Nun kam der spannendste und körperlich anstrengendste Moment. Ich musste mich auf den Liegestuhl setzen, damit ich meinen Kopf rückwärts in dem Waschbecken platzieren konnte. Aber irgendwie stimmten die Proportionen von Stuhl und Waschbecken nicht. Ich rutschte immer wieder herunter. Mir blieb nichts anderes übrig, als mir mit den Füßen festen Halt zu suchen und den Körper so zu stabilisieren, dass ich mit dem Nacken den Rand des Waschbackens erreichen konnte. Meine Bauchmuskeln erinnern mich noch heute daran.
Die kleine Nepalesin hing derweil halb über mir, um mir die Farbe mittels eines kleinen Schöpfeimers auszuspülen. Dabei musste sie sich so verrenken, dass mein Gesicht quasi in ihrer Achselhöhle steckte. Zum Glück hat sie nicht transpiriert. Wenn ich mir zuhause meine Haare färbe, brauche ich mindestens 20 Liter Wasser zum Ausspülen. Hier reichte ein kleiner Wassereimer. Den Handtüchern zum Frottieren war auch nicht zu trauen.
Nachdem auch diese Hürde genommen war, begann das Schneiden. Die Friseurin hat sich da trotz Verständigungsschwierigkeiten weitestgehend an meine Vorgaben „Alli alli!“ gehalten. Das heißt übersetzt „wenig“. Ein antiker Föhn sollte meine Haare trocknen – Sollte!!! Wohlgemerkt. Nach zwei drei halbherzigen Runden um meinen Kopf, derweil die Dame mit bloßen Fingern meine Haare in Form zupfte, schaltete sie das Gebläse aus und überließ mich meinem Schicksal. Ich dachte echt, ich bin im falschen Film! Wollte sie mich so etwa entlassen? Sie meinte nur, dass zuviel heiße Luft nicht gut für die Haare ist.

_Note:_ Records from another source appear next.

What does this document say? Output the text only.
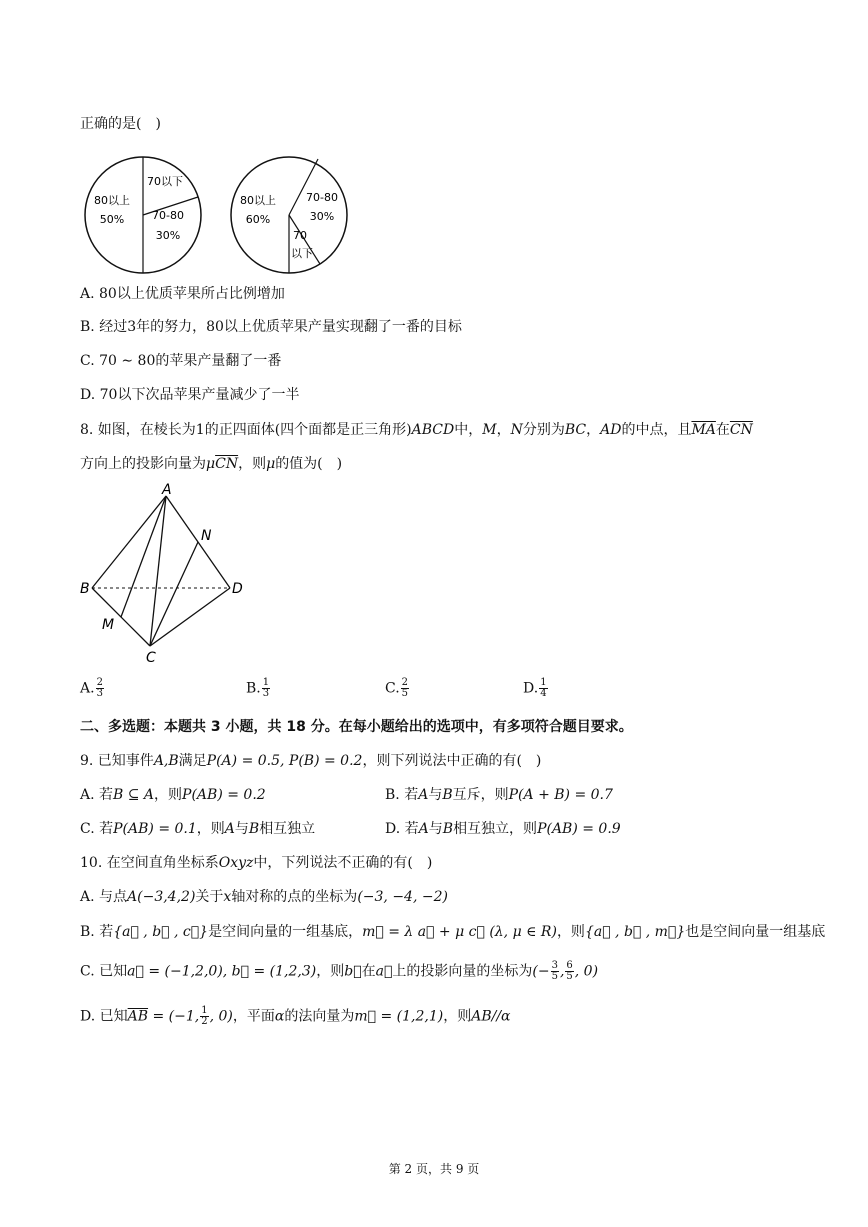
正确的是(　)
80以上
50%
70以下
70-80
30%
80以上
60%
70-80
30%
70
以下
A. 80以上优质苹果所占比例增加
B. 经过3年的努力，80以上优质苹果产量实现翻了一番的目标
C. 70 ∼ 80的苹果产量翻了一番
D. 70以下次品苹果产量减少了一半
8. 如图，在棱长为1的正四面体(四个面都是正三角形)ABCD中，M，N分别为BC，AD的中点，且$\overline{MA}$在$\overline{CN}$
方向上的投影向量为$\mu\overline{CN}$，则μ的值为(　)
A
B
C
D
M
N
A. $\frac{2}{3}$	B. $\frac{1}{3}$	C. $\frac{2}{5}$	D. $\frac{1}{4}$
二、多选题：本题共 3 小题，共 18 分。在每小题给出的选项中，有多项符合题目要求。
9. 已知事件A,B满足P(A) = 0.5, P(B) = 0.2，则下列说法中正确的有(　)
A. 若B ⊆ A，则P(AB) = 0.2	B. 若A与B互斥，则P(A + B) = 0.7
C. 若P(AB) = 0.1，则A与B相互独立	D. 若A与B相互独立，则P(AB) = 0.9
10. 在空间直角坐标系Oxyz中，下列说法不正确的有(　)
A. 与点A(−3,4,2)关于x轴对称的点的坐标为(−3, −4, −2)
B. 若{a⃗ , b⃗ , c⃗}是空间向量的一组基底，m⃗ = λ a⃗ + μ c⃗ (λ, μ ∈ R)，则{a⃗ , b⃗ , m⃗}也是空间向量一组基底
C. 已知a⃗ = (−1,2,0), b⃗ = (1,2,3)，则b⃗在a⃗上的投影向量的坐标为(− $\frac{3}{5}$ , $\frac{6}{5}$ , 0)
D. 已知$\overline{AB} = (-1$, $\frac{1}{2}$ , 0)，平面α的法向量为m⃗ = (1,2,1)，则AB//α
第 2 页，共 9 页
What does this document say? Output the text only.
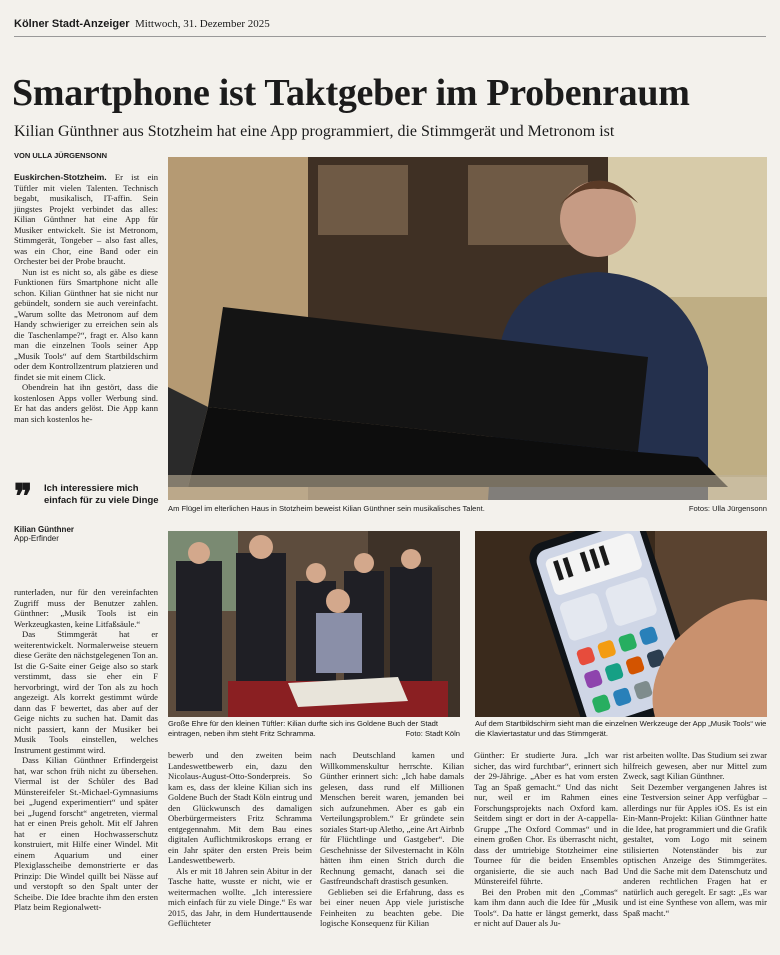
Kölner Stadt-Anzeiger Mittwoch, 31. Dezember 2025
Smartphone ist Taktgeber im Probenraum
Kilian Günthner aus Stotzheim hat eine App programmiert, die Stimmgerät und Metronom ist
VON ULLA JÜRGENSONN

Euskirchen-Stotzheim. Er ist ein Tüftler mit vielen Talenten. Technisch begabt, musikalisch, IT-affin. Sein jüngstes Projekt verbindet das alles: Kilian Günthner hat eine App für Musiker entwickelt. Sie ist Metronom, Stimmgerät, Tongeber – also fast alles, was ein Chor, eine Band oder ein Orchester bei der Probe braucht.

Nun ist es nicht so, als gäbe es diese Funktionen fürs Smartphone nicht alle schon. Kilian Günthner hat sie nicht nur gebündelt, sondern sie auch vereinfacht. „Warum sollte das Metronom auf dem Handy schwieriger zu erreichen sein als die Taschenlampe?“, fragt er. Also kann man die einzelnen Tools seiner App „Musik Tools“ auf dem Startbildschirm oder dem Kontrollzentrum platzieren und findet sie mit einem Click.

Obendrein hat ihn gestört, dass die kostenlosen Apps voller Werbung sind. Er hat das anders gelöst. Die App kann man sich kostenlos he-

❞	Ich interessiere mich einfach für zu viele Dinge
Kilian Günthner
App-Erfinder

runterladen, nur für den vereinfachten Zugriff muss der Benutzer zahlen. Günthner: „Musik Tools ist ein Werkzeugkasten, keine Litfaßsäule.“

Das Stimmgerät hat er weiterentwickelt. Normalerweise steuern diese Geräte den nächstgelegenen Ton an. Ist die G-Saite einer Geige also so stark verstimmt, dass sie eher ein F hervorbringt, wird der Ton als zu hoch angezeigt. Als korrekt gestimmt würde dann das F bewertet, das aber auf der Geige nichts zu suchen hat. Damit das nicht passiert, kann der Musiker bei Musik Tools einstellen, welches Instrument gestimmt wird.

Dass Kilian Günthner Erfindergeist hat, war schon früh nicht zu übersehen. Viermal ist der Schüler des Bad Münstereifeler St.-Michael-Gymnasiums bei „Jugend experimentiert“ und später bei „Jugend forscht“ angetreten, viermal hat er einen Preis geholt. Mit elf Jahren hat er einen Hochwasserschutz konstruiert, mit Hilfe einer Windel. Mit einem Aquarium und einer Plexiglasscheibe demonstrierte er das Prinzip: Die Windel quillt bei Nässe auf und verstopft so den Spalt unter der Scheibe. Die Idee brachte ihm den ersten Platz beim Regionalwett-

Am Flügel im elterlichen Haus in Stotzheim beweist Kilian Günthner sein musikalisches Talent.	Fotos: Ulla Jürgensonn
Große Ehre für den kleinen Tüftler: Kilian durfte sich ins Goldene Buch der Stadt eintragen, neben ihm steht Fritz Schramma.	Foto: Stadt Köln
Auf dem Startbildschirm sieht man die einzelnen Werkzeuge der App „Musik Tools“ wie die Klaviertastatur und das Stimmgerät.

bewerb und den zweiten beim Landeswettbewerb ein, dazu den Nicolaus-August-Otto-Sonderpreis. So kam es, dass der kleine Kilian sich ins Goldene Buch der Stadt Köln eintrug und den Glückwunsch des damaligen Oberbürgermeisters Fritz Schramma entgegennahm. Mit dem Bau eines digitalen Auflichtmikroskops errang er ein Jahr später den ersten Preis beim Landeswettbewerb.

Als er mit 18 Jahren sein Abitur in der Tasche hatte, wusste er nicht, wie er weitermachen wollte. „Ich interessiere mich einfach für zu viele Dinge.“ Es war 2015, das Jahr, in dem Hunderttausende Geflüchteter

nach Deutschland kamen und Willkommenskultur herrschte. Kilian Günther erinnert sich: „Ich habe damals gelesen, dass rund elf Millionen Menschen bereit waren, jemanden bei sich aufzunehmen. Aber es gab ein Verteilungsproblem.“ Er gründete sein soziales Start-up Aletho, „eine Art Airbnb für Flüchtlinge und Gastgeber“. Die Geschehnisse der Silvesternacht in Köln hätten ihm einen Strich durch die Rechnung gemacht, danach sei die Gastfreundschaft drastisch gesunken.

Geblieben sei die Erfahrung, dass es bei einer neuen App viele juristische Feinheiten zu beachten gebe. Die logische Konsequenz für Kilian

Günther: Er studierte Jura. „Ich war sicher, das wird furchtbar“, erinnert sich der 29-Jährige. „Aber es hat vom ersten Tag an Spaß gemacht.“ Und das nicht nur, weil er im Rahmen eines Forschungsprojekts nach Oxford kam. Seitdem singt er dort in der A-cappella-Gruppe „The Oxford Commas“ und in einem großen Chor. Es überrascht nicht, dass der umtriebige Stotzheimer eine Tournee für die beiden Ensembles organisierte, die sie auch nach Bad Münstereifel führte.

Bei den Proben mit den „Commas“ kam ihm dann auch die Idee für „Musik Tools“. Da hatte er längst gemerkt, dass er nicht auf Dauer als Ju-

rist arbeiten wollte. Das Studium sei zwar hilfreich gewesen, aber nur Mittel zum Zweck, sagt Kilian Günthner.

Seit Dezember vergangenen Jahres ist eine Testversion seiner App verfügbar – allerdings nur für Apples iOS. Es ist ein Ein-Mann-Projekt: Kilian Günthner hatte die Idee, hat programmiert und die Grafik gestaltet, vom Logo mit seinem stilisierten Notenständer bis zur optischen Anzeige des Stimmgerätes. Und die Sache mit dem Datenschutz und anderen rechtlichen Fragen hat er natürlich auch geregelt. Er sagt: „Es war und ist eine Synthese von allem, was mir Spaß macht.“
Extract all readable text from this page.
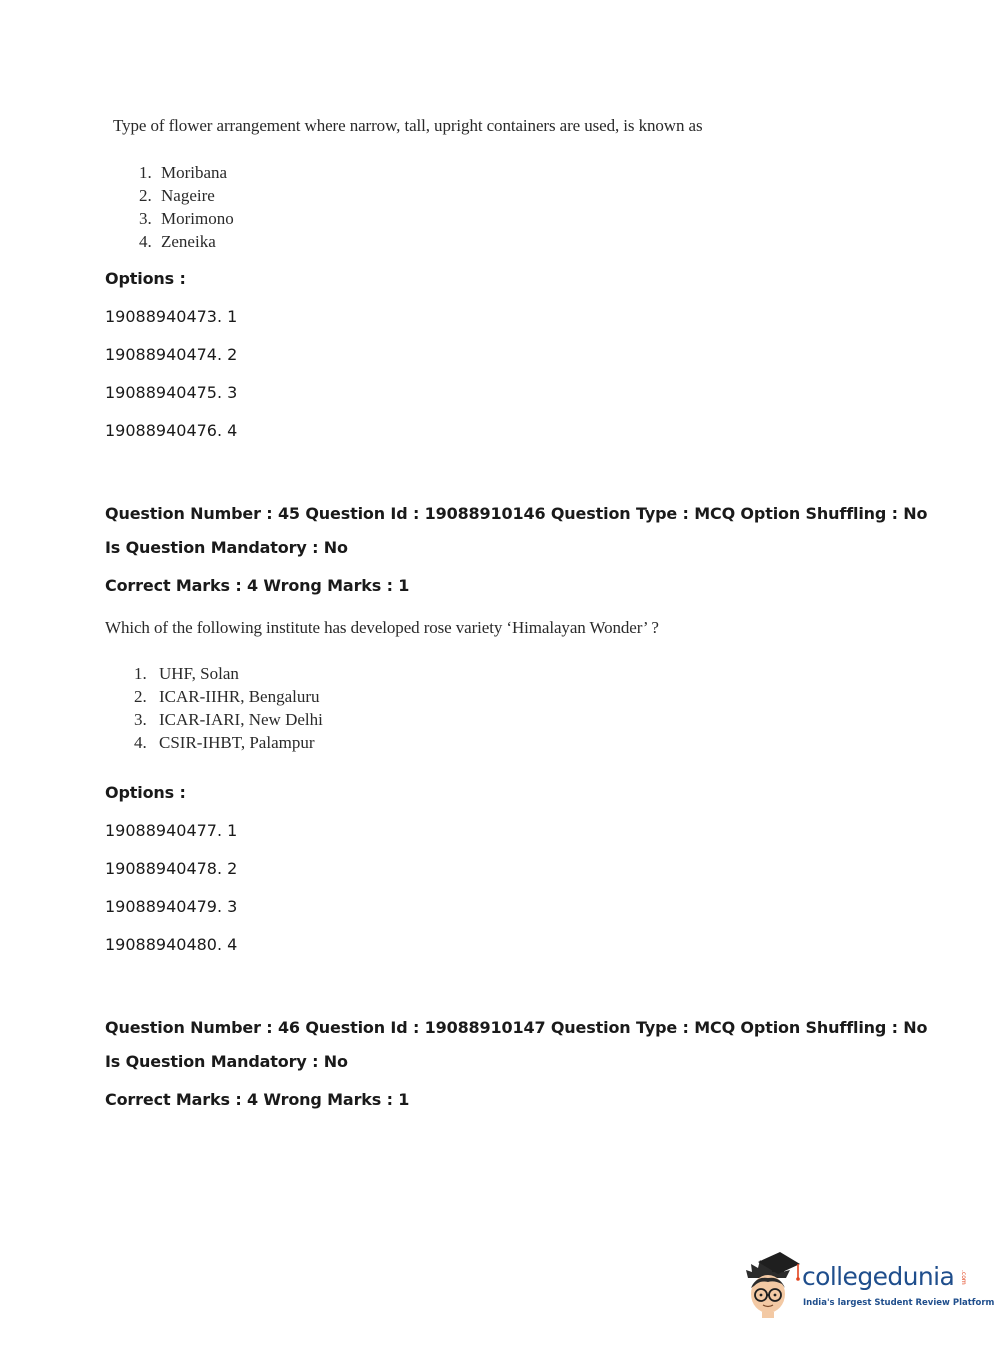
Type of flower arrangement where narrow, tall, upright containers are used, is known as
1. Moribana
2. Nageire
3. Morimono
4. Zeneika
Options :
19088940473. 1
19088940474. 2
19088940475. 3
19088940476. 4
Question Number : 45 Question Id : 19088910146 Question Type : MCQ Option Shuffling : No
Is Question Mandatory : No
Correct Marks : 4 Wrong Marks : 1
Which of the following institute has developed rose variety ‘Himalayan Wonder’ ?
1. UHF, Solan
2. ICAR-IIHR, Bengaluru
3. ICAR-IARI, New Delhi
4. CSIR-IHBT, Palampur
Options :
19088940477. 1
19088940478. 2
19088940479. 3
19088940480. 4
Question Number : 46 Question Id : 19088910147 Question Type : MCQ Option Shuffling : No
Is Question Mandatory : No
Correct Marks : 4 Wrong Marks : 1
collegedunia .com
India's largest Student Review Platform
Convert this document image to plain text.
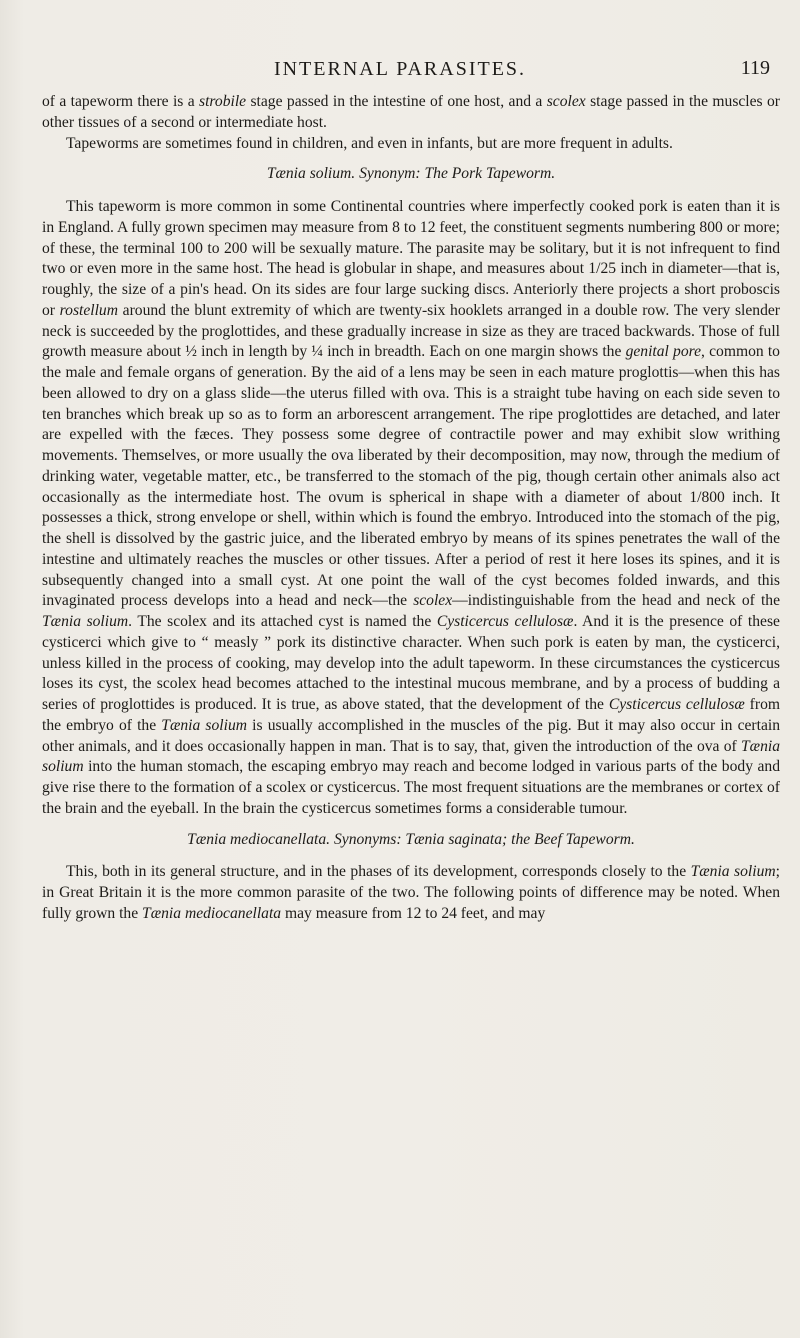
INTERNAL PARASITES.	119

of a tapeworm there is a strobile stage passed in the intestine of one host, and a scolex stage passed in the muscles or other tissues of a second or intermediate host.

Tapeworms are sometimes found in children, and even in infants, but are more frequent in adults.

Tænia solium. Synonym: The Pork Tapeworm.

This tapeworm is more common in some Continental countries where imperfectly cooked pork is eaten than it is in England. A fully grown specimen may measure from 8 to 12 feet, the constituent segments numbering 800 or more; of these, the terminal 100 to 200 will be sexually mature. The parasite may be solitary, but it is not infrequent to find two or even more in the same host. The head is globular in shape, and measures about 1/25 inch in diameter—that is, roughly, the size of a pin's head. On its sides are four large sucking discs. Anteriorly there projects a short proboscis or rostellum around the blunt extremity of which are twenty-six hooklets arranged in a double row. The very slender neck is succeeded by the proglottides, and these gradually increase in size as they are traced backwards. Those of full growth measure about ½ inch in length by ¼ inch in breadth. Each on one margin shows the genital pore, common to the male and female organs of generation. By the aid of a lens may be seen in each mature proglottis—when this has been allowed to dry on a glass slide—the uterus filled with ova. This is a straight tube having on each side seven to ten branches which break up so as to form an arborescent arrangement. The ripe proglottides are detached, and later are expelled with the fæces. They possess some degree of contractile power and may exhibit slow writhing movements. Themselves, or more usually the ova liberated by their decomposition, may now, through the medium of drinking water, vegetable matter, etc., be transferred to the stomach of the pig, though certain other animals also act occasionally as the intermediate host. The ovum is spherical in shape with a diameter of about 1/800 inch. It possesses a thick, strong envelope or shell, within which is found the embryo. Introduced into the stomach of the pig, the shell is dissolved by the gastric juice, and the liberated embryo by means of its spines penetrates the wall of the intestine and ultimately reaches the muscles or other tissues. After a period of rest it here loses its spines, and it is subsequently changed into a small cyst. At one point the wall of the cyst becomes folded inwards, and this invaginated process develops into a head and neck—the scolex—indistinguishable from the head and neck of the Tænia solium. The scolex and its attached cyst is named the Cysticercus cellulosæ. And it is the presence of these cysticerci which give to “ measly ” pork its distinctive character. When such pork is eaten by man, the cysticerci, unless killed in the process of cooking, may develop into the adult tapeworm. In these circumstances the cysticercus loses its cyst, the scolex head becomes attached to the intestinal mucous membrane, and by a process of budding a series of proglottides is produced. It is true, as above stated, that the development of the Cysticercus cellulosæ from the embryo of the Tænia solium is usually accomplished in the muscles of the pig. But it may also occur in certain other animals, and it does occasionally happen in man. That is to say, that, given the introduction of the ova of Tænia solium into the human stomach, the escaping embryo may reach and become lodged in various parts of the body and give rise there to the formation of a scolex or cysticercus. The most frequent situations are the membranes or cortex of the brain and the eyeball. In the brain the cysticercus sometimes forms a considerable tumour.

Tænia mediocanellata. Synonyms: Tænia saginata; the Beef Tapeworm.

This, both in its general structure, and in the phases of its development, corresponds closely to the Tænia solium; in Great Britain it is the more common parasite of the two. The following points of difference may be noted. When fully grown the Tænia mediocanellata may measure from 12 to 24 feet, and may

Das mag wohl sein, aber ich geh doch nicht mit halbnassen Haaren heim. Ich bat Frau Figaro, das Werk doch bitte zu vollenden. Nun holte sie aus dem Schränkchen eine kleine Rundbürste, deren Farbe der Borsten wegen der vielen darin feststeckenden Haare nicht mehr erkennbar war. Jetzt ist mir aber wirklich der Kragen geplatzt. Bevor sie das Biotop zu meinem Kopf führen konnte, hatte ich meinen eigenen Kamm aus der Tasche gefummelt und ihr den Föhn aus der Hand genommen, um ihre Arbeit selbst zu Ende zu bringen.
Ich wollte nur noch raus aus der Villa Kunterbunt. So bezahlte ich zwar den vereinbarten (halben) Preis, jedoch nicht ohne die Chefin des Hauses darauf hinzuweisen, dass bei Preisen der gehobenen Kategorie auch das Ambiente und der Service entsprechend sein sollten.
Im Hotel stellte ich mich erstmal unter die heiße Dusche, um mich vor eventuellem Ungeziefer zu befreien und meine Haare nach meinem Geschmack zu richten.
Fazit – Ich seh zwar nicht besser aus als vorher, aber auch nicht schlechter. Und das Gesamterlebnis ist unbezahlbar!